C’est l’histoire de Michaël, petit blanc d’Ile de France qui a une vie de merde : père décédé, fils unique d’une mère dépassée, un cdd précaire dans un entrepôt qui stocke des produits de vente en ligne, … le tout dans un décor périurbain qui s’africanise à vue d’œil.

Pour échapper à cet enfer, Michaël prend le RER pour rejoindre la capitale. Là-bas il fréquente un groupuscule nationaliste-révolutionnaire composé d’une poignée de militants qui semblent si différents et meilleurs que lui : ils parlent bien, ne craignent pas les racailles, cultivent la belle gueule, …

Après Poids Lourd, sorti en 2015, Paul Fortune réitère sa description de la société actuelle avec Dérive, sorti en 2021. Dans ce nouveau livre l’auteur nous fait jongler entre la France périphérique (tenaillée entre la misère sociale et le grand remplacement) et la France des métropoles, en l’occurrence Paris, où le décor du monde d’avant semble encore tenir dans le milieu militant.

Car il ne s’agit que d’un décor vacillant comme l’apprendra notre héros à ses dépends. Ceux qui parlent bien ne font que parler, ceux qui tapent dur savent les limites à ne pas franchir et les bourgeois (et surtout les bourgeoises) qui semblent vous porter de l’intérêt savent aussi se rappeler à temps leurs intérêts de classe.

Au lieu de se regarder comme ce qu’ils sont, des atomes tordus du monde moderne, et d’essayer d’agir à partir de leurs réalités propres, les militants adoptent les codes et postures de leur milieu respectif et se coupent de leurs proches en endossant une identité qui n’est pas la leur et qui n’a d’autre raison d’être que sa propre répétition caricaturale. L’illustration parfaite de ce phénomène apparait notamment dans les passages où les « anciens » viennent témoigner auprès des jeunes. Comme le disait le Comité Invisible dans L’insurrection qui vient : « Tous les milieux sont contre-révolutionnaires, parce que leur unique affaire est de préserver leur mauvais confort ».

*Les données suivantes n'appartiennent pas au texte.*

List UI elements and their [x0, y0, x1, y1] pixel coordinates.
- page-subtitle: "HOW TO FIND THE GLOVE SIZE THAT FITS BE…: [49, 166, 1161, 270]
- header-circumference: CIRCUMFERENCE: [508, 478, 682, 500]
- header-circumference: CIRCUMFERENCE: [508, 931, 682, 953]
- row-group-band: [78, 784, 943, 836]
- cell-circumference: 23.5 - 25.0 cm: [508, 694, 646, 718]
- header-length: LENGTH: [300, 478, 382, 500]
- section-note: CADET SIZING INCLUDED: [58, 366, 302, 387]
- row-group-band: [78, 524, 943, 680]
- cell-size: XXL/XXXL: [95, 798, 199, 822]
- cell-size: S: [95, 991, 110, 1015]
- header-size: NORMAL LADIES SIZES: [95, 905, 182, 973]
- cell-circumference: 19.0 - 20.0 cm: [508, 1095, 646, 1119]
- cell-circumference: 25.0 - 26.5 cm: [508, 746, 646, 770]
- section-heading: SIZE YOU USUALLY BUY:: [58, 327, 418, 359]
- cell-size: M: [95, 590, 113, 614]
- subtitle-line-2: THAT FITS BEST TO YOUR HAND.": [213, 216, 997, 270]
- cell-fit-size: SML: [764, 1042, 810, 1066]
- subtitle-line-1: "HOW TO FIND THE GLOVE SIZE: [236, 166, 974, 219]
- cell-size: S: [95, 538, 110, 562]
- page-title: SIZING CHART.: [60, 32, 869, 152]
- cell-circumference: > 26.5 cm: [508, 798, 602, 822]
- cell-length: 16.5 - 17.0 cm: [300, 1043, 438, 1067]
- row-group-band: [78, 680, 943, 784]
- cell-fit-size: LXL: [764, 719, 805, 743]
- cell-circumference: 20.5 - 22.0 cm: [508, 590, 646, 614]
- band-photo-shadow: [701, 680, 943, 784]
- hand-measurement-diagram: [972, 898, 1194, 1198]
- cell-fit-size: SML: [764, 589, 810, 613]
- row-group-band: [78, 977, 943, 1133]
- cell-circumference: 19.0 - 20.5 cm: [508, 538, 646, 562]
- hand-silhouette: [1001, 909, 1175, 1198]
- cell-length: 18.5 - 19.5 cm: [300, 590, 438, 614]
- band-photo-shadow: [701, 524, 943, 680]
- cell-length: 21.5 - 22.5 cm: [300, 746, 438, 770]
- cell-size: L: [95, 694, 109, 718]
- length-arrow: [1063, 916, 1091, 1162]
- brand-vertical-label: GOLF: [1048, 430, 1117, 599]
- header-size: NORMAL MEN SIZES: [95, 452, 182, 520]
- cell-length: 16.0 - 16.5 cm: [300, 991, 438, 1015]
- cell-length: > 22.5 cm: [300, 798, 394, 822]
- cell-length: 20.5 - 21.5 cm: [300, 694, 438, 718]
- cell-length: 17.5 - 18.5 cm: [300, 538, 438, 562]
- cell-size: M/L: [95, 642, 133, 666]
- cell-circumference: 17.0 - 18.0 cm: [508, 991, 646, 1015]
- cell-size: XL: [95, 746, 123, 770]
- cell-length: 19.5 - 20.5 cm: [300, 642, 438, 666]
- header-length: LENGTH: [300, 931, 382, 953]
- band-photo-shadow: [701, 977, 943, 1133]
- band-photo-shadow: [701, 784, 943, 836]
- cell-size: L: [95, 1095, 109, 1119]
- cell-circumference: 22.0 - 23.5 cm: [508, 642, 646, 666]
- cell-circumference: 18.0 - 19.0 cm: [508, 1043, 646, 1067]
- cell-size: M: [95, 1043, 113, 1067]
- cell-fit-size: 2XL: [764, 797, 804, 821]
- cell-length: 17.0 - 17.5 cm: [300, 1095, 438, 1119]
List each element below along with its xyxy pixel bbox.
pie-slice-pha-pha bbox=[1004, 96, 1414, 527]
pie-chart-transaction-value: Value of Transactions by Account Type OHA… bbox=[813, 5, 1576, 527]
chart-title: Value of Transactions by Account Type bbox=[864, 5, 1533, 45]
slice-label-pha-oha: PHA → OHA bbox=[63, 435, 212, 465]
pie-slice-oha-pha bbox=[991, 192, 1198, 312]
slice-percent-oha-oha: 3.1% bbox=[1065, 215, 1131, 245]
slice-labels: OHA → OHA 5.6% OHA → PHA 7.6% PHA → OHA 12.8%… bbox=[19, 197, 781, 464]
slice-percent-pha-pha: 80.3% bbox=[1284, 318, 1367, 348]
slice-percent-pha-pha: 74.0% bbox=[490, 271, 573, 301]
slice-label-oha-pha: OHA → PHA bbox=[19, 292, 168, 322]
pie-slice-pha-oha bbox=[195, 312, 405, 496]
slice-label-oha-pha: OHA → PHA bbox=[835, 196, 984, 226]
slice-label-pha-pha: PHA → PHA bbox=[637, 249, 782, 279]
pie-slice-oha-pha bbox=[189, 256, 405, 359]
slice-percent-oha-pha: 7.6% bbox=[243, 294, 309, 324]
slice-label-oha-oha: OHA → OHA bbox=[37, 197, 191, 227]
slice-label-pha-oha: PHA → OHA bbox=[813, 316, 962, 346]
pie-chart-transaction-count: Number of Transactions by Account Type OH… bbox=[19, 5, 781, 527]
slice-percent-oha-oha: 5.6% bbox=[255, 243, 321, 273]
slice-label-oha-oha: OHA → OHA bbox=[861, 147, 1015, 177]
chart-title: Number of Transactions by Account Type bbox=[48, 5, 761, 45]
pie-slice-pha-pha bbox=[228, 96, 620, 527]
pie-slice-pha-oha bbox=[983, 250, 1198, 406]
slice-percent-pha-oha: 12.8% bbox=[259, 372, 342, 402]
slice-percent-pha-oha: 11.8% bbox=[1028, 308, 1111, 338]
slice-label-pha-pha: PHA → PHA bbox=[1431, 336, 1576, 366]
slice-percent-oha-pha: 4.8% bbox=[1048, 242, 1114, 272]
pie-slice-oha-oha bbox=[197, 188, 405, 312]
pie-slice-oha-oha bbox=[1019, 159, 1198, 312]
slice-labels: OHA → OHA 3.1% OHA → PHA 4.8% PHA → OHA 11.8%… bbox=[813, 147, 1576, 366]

Mais la vacuité de ce milieu n’est pas un fait isolé. Les pérégrinations hasardeuses des protagonistes les font également errer dans les soirées bourgeoises du XVIème arrondissement, les salles de boxes en voie de salafisation, les bars antifascistes… Partout semble régner la même décrépitude, la même obstination de croire qu’on est différent et que l’on vaut mieux que ce monde éparpillé et sans but.

Au final, seule une certaine camaraderie de l’instant et une découverte de l’adversité physique viennent apporter quelque chose aux individus qui composent cette mouvance : « la violence est la seule réalité », comme le comprendra Michaël.

D’une écriture tranchante, Dérive est une mise en garde réaliste et sage sur l’impasse que peut constituer le milieu militant lorsqu’il tourne au folklore stérile.